Monday, January 5, 2009
A year of promise hangs from a thumbtack
(First appeared in Orlando Sentinel January 5, 2009)
The first week in January is such a hopeful time. With the tossing aside of last year’s calendar we throw away unfulfilled dreams, broken promises and unmet goals. A new calendar is tacked to the wall and with it comes a year of blank pages. An empty grid of potential, promise and possibilities is ready to be either crossed off with X’s or filled in with memories.
As an unabashed optimist, I could never mark a calendar with giant black X’s. I’d feel as if I was wishing away time. That’s far too negative an approach for my positive mindset.
Just as unlikely would be to leave the pages blank, reflecting no record at all of the passing days. To me, that would seem too passive, as if I didn’t care what happened. On my calendars, the rectangular boxes become repositories of pertinent notes. They track appointments, record accomplishments, mark celebrations and memorialize moments I hope never to forget.

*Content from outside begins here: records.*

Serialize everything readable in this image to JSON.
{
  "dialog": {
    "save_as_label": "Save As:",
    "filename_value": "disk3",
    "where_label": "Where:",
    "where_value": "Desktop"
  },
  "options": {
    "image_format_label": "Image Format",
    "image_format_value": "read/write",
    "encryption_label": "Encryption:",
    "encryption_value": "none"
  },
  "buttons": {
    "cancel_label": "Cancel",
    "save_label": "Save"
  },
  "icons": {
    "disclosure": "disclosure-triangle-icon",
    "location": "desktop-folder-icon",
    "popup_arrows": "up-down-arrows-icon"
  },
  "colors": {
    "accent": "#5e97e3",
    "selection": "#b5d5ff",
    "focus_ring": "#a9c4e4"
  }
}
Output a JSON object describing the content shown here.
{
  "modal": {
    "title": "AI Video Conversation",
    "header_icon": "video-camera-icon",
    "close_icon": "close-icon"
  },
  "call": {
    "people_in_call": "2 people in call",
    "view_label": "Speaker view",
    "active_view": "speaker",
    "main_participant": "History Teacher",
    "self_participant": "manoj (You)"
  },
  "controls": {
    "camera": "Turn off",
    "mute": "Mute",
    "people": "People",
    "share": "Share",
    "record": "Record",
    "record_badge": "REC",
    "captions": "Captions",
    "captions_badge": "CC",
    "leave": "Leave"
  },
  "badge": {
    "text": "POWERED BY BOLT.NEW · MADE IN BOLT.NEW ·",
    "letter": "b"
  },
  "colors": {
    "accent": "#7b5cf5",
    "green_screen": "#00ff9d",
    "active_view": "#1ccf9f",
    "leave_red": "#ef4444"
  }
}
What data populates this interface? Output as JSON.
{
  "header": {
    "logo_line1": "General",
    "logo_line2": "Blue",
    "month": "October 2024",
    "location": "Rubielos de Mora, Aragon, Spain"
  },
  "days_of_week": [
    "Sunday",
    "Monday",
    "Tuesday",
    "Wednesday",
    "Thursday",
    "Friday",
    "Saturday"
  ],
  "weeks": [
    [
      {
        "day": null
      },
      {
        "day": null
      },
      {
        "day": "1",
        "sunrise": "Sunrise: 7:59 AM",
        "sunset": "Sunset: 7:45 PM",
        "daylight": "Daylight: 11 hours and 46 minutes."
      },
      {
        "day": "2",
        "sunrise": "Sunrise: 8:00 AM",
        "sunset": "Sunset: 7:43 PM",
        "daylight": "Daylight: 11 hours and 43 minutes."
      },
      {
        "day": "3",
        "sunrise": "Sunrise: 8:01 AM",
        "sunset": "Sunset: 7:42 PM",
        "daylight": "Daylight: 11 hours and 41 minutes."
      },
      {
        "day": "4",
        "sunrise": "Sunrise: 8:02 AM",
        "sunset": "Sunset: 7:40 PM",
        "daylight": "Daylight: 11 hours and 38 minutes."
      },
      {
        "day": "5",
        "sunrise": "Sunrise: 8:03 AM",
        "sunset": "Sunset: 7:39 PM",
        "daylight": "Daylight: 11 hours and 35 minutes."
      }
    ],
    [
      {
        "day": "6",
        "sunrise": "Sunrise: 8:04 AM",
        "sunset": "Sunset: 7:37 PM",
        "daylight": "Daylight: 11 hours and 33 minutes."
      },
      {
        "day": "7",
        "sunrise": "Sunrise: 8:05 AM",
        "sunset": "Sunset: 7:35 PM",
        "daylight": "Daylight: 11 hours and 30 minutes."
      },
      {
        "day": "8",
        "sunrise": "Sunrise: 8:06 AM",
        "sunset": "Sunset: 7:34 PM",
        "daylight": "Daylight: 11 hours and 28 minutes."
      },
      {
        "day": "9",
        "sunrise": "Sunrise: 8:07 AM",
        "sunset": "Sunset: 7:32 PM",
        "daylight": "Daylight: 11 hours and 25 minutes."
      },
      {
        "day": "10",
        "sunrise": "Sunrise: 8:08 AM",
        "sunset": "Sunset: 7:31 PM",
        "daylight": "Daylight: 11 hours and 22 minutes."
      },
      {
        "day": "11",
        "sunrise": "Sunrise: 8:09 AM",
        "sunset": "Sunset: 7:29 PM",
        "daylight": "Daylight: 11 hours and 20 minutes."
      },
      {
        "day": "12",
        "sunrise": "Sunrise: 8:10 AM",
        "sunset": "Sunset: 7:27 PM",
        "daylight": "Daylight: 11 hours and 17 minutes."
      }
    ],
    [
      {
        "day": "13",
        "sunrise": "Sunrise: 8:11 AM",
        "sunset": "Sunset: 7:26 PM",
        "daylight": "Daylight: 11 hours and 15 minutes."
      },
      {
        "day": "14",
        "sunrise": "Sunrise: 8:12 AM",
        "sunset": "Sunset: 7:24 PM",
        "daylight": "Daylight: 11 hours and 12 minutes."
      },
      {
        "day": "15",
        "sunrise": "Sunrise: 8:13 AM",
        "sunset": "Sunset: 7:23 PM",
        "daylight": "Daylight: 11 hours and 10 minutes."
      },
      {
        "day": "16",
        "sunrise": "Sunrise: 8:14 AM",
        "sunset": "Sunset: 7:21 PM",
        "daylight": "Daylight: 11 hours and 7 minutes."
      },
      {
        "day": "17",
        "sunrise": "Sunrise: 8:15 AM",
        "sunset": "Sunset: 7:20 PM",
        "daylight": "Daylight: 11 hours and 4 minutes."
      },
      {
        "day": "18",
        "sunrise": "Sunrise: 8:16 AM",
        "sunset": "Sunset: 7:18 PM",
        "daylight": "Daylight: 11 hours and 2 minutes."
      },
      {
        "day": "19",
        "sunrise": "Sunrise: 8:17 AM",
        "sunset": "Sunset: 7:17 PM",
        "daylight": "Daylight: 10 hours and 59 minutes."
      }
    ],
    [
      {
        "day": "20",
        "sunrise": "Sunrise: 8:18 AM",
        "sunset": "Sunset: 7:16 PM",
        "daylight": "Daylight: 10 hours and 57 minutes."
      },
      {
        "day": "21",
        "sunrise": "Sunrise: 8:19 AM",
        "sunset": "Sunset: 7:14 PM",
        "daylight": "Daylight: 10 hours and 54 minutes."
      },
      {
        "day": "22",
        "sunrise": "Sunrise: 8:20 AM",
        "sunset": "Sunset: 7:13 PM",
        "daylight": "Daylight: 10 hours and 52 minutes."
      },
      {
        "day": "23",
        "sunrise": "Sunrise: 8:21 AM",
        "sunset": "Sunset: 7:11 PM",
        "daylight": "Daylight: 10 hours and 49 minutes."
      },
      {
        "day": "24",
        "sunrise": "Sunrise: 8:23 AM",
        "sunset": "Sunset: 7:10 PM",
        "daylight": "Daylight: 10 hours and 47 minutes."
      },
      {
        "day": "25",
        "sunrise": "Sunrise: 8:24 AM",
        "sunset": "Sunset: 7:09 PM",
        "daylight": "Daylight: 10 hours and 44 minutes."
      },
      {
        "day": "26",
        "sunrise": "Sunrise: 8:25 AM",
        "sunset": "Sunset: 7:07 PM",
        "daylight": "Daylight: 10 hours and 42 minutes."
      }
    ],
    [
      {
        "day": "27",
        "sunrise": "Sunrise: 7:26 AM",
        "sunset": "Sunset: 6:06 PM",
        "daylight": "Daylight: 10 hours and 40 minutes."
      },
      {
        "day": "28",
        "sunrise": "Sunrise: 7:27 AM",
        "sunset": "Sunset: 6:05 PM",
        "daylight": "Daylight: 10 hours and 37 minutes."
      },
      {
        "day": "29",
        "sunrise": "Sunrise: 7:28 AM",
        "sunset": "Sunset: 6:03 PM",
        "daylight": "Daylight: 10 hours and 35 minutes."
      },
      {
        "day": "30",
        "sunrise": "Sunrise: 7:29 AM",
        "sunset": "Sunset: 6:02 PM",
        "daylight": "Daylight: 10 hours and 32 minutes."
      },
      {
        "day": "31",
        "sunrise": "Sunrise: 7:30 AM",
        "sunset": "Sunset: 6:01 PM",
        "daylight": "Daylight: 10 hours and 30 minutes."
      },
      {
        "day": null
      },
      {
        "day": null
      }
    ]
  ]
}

With the previous year’s calendar spread on the table before me, I can be a time traveler, reveling in the past, reflecting on what was. Memories return with the flipping of a page. Last January was filled with notations about exercise — how many miles I walked, which days I rowed, how frequently (or not) I bounced on the trampoline.
Like most people, I entered 2008 filled with resolve to get back in shape and quickly found that recording my accomplishments motivated me to continue. Had I not kept a daily record within sight of anyone who chose to look, my determination to exercise might have diminished. Instead, it grew with each passing month as I competed with myself to tally on the calendar more and more accomplishments, more and more miles.
Although exercise routines are consistently noted, athletic activities are not all I listed. In February, I marked down when we picked loquats and wrote in March when mulberries began to ripen. My first plunge into the lake’s cool water was on March 15 and just seeing that day on the calendar brings back the shivers. In April, we installed a solar hot water heater and then proceeded to fret as clouds blocked the sun for most of the month. Fortunately, by May, the sun had reappeared and we could finally enjoy steaming hot showers without relying on fossil fuels. May also was blueberry-picking month and the time when I played in my first Scrabble tournament.
In summer, I must have been too busy with work to do much notating and by the time autumn arrived, my diligent recording had begun to dwindle. A few exceptions included the day my oldest daughter announced she was pregnant with our first grandchild and the day our second daughter called from Massachusetts to announce her engagement. I also made note of when we saw certain wildlife on the property — the day a bobcat appeared, when a coyote wandered by, the first time an osprey claimed a bamboo pole in the lake as its roost.
I recently tacked a 2009 calendar up on the wall. The lines of my green felt-tipped pen have not yet touched its pristine pages. As I stand in the kitchen quietly flipping through the months, I can’t help but wonder what the New Year will bring. What markings will eventually fill in each square? Which events will I deem worthy of reporting or feel eager to record?
On my kitchen wall, a year of potential is dangling precariously from a thumbtack. You might also have a new calendar hanging on your wall. If you do, I hope it’s soon filled as I intend mine to be, with memories and treasures no matter how small and with the simple pleasures of everyday life.